The equivalent capacitance of the arrangement shown in the figure is:
Understand the Problem
The question is asking for the equivalent capacitance of a specific arrangement of capacitors shown in a figure. It presents several answer options to choose from, which involves applying principles of electrical circuits, particularly the combination of capacitors.
Answer
The equivalent capacitance is $20 \, \mu F$.
Answer for screen readers
The equivalent capacitance of the arrangement is $20 , \mu F$.
Steps to Solve
- Identify the configuration of capacitors
In the circuit, we have three capacitors of $15 , \mu F$ each on the left side in series and one $15 , \mu F$ capacitor on the right side in parallel with them.

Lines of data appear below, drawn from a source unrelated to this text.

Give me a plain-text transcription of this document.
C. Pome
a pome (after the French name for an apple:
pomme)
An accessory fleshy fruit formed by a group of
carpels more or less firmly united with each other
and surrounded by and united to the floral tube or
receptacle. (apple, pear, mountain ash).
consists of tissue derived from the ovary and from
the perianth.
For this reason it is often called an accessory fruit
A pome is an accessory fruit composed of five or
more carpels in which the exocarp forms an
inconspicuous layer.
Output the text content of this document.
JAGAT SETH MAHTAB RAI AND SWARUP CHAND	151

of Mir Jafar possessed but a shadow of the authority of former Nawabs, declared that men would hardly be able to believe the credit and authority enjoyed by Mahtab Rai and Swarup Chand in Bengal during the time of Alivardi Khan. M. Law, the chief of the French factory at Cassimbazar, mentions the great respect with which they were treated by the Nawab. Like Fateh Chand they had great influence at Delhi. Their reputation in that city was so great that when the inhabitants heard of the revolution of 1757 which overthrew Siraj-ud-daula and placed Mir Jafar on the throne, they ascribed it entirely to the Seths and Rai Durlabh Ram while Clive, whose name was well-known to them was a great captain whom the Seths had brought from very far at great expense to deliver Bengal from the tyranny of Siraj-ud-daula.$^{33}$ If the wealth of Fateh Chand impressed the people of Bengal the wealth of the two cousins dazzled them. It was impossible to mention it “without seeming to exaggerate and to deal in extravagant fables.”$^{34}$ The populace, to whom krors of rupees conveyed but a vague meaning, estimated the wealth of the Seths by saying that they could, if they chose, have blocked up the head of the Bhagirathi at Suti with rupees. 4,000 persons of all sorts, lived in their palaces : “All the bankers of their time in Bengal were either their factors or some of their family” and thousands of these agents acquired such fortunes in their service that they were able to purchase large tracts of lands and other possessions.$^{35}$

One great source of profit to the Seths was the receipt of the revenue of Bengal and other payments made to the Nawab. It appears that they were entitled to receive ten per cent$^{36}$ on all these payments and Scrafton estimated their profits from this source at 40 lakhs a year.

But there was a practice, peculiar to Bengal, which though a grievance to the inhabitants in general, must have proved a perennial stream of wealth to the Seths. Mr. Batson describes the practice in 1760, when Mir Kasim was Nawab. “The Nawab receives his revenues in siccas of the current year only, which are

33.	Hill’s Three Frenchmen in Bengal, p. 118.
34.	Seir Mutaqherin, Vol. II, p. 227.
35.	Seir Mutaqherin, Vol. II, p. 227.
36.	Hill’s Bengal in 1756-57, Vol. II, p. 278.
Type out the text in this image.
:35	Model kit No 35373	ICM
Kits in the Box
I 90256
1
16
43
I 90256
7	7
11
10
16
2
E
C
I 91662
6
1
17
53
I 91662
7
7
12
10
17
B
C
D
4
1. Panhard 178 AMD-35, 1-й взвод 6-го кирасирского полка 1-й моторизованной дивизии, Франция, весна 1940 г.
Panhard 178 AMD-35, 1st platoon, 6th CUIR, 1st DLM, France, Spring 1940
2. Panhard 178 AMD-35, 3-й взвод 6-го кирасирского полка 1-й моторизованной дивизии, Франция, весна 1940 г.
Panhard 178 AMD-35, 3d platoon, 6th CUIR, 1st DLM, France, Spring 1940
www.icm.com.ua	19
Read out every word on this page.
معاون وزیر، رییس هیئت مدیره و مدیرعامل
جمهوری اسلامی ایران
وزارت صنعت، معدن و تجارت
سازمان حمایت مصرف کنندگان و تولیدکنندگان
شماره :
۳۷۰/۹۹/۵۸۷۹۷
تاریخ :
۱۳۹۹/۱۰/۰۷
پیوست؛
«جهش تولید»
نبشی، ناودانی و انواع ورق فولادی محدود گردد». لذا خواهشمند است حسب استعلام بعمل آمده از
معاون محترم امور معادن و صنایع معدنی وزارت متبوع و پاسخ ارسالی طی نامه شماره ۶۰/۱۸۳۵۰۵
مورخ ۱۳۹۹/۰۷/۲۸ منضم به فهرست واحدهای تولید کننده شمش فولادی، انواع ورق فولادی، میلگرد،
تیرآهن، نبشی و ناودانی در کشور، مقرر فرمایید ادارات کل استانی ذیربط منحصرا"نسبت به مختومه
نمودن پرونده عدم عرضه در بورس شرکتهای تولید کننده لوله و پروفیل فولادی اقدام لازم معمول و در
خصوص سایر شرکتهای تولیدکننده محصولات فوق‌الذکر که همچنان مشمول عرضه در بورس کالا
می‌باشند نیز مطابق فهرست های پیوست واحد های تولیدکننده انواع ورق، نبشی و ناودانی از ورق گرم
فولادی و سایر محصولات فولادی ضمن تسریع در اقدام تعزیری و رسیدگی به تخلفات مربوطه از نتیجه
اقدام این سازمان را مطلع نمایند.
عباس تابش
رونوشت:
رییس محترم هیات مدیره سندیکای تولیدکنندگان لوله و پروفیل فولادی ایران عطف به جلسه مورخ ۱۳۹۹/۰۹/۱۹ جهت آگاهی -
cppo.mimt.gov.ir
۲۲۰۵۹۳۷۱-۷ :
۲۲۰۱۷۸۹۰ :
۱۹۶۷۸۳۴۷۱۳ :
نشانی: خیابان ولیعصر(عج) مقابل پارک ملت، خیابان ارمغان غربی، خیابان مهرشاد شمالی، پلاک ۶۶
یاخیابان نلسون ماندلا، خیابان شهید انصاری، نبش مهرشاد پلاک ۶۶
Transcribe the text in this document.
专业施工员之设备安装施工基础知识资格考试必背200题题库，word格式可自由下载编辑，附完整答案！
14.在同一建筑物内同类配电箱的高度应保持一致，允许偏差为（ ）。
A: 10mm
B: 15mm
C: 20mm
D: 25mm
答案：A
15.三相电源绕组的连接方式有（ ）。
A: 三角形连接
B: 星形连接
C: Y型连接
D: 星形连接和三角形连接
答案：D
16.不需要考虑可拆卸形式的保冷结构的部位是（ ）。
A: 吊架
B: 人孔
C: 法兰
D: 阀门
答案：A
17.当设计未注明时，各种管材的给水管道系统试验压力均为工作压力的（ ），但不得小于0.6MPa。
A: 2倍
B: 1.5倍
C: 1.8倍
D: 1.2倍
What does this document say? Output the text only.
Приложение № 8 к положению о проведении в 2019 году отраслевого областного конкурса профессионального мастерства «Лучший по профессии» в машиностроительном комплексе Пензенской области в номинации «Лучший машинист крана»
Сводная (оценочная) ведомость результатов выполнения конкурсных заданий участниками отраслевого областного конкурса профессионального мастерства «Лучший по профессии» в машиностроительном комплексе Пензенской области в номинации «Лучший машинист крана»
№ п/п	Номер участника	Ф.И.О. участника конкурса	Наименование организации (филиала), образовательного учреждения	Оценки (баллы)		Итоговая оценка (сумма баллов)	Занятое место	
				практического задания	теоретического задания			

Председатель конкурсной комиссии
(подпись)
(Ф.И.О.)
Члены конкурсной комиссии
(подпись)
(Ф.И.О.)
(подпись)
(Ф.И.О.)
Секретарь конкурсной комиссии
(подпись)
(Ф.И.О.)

- Calculate the equivalent capacitance for the series group
The formula for capacitors in series is given by:
$$ \frac{1}{C_{eq, series}} = \frac{1}{C_1} + \frac{1}{C_2} + \frac{1}{C_3} $$
For three capacitors of $15 , \mu F$:
$$ \frac{1}{C_{eq, series}} = \frac{1}{15} + \frac{1}{15} + \frac{1}{15} = \frac{3}{15} $$
Therefore, the equivalent capacitance for the series group is:
$$ C_{eq, series} = \frac{15}{3} = 5 , \mu F $$
- Add the parallel capacitor's capacitance
Next, we add the equivalent capacitance of the series group to the capacitance of the parallel capacitor. The formula for capacitors in parallel is:
$$ C_{eq, total} = C_{eq, series} + C_{parallel} $$
So,
$$ C_{eq, total} = 5 , \mu F + 15 , \mu F = 20 , \mu F $$
The equivalent capacitance of the arrangement is $20 , \mu F$.
More Information
In this arrangement of capacitors, the connection type affects the equivalent capacitance significantly. For series combinations, the total capacitance decreases, while for parallel combinations, it increases.
Tips
- Forgetting the difference between series and parallel configurations can lead to errors in calculation.
- Not simplifying the fractions correctly when calculating equivalent capacitance for capacitors in series.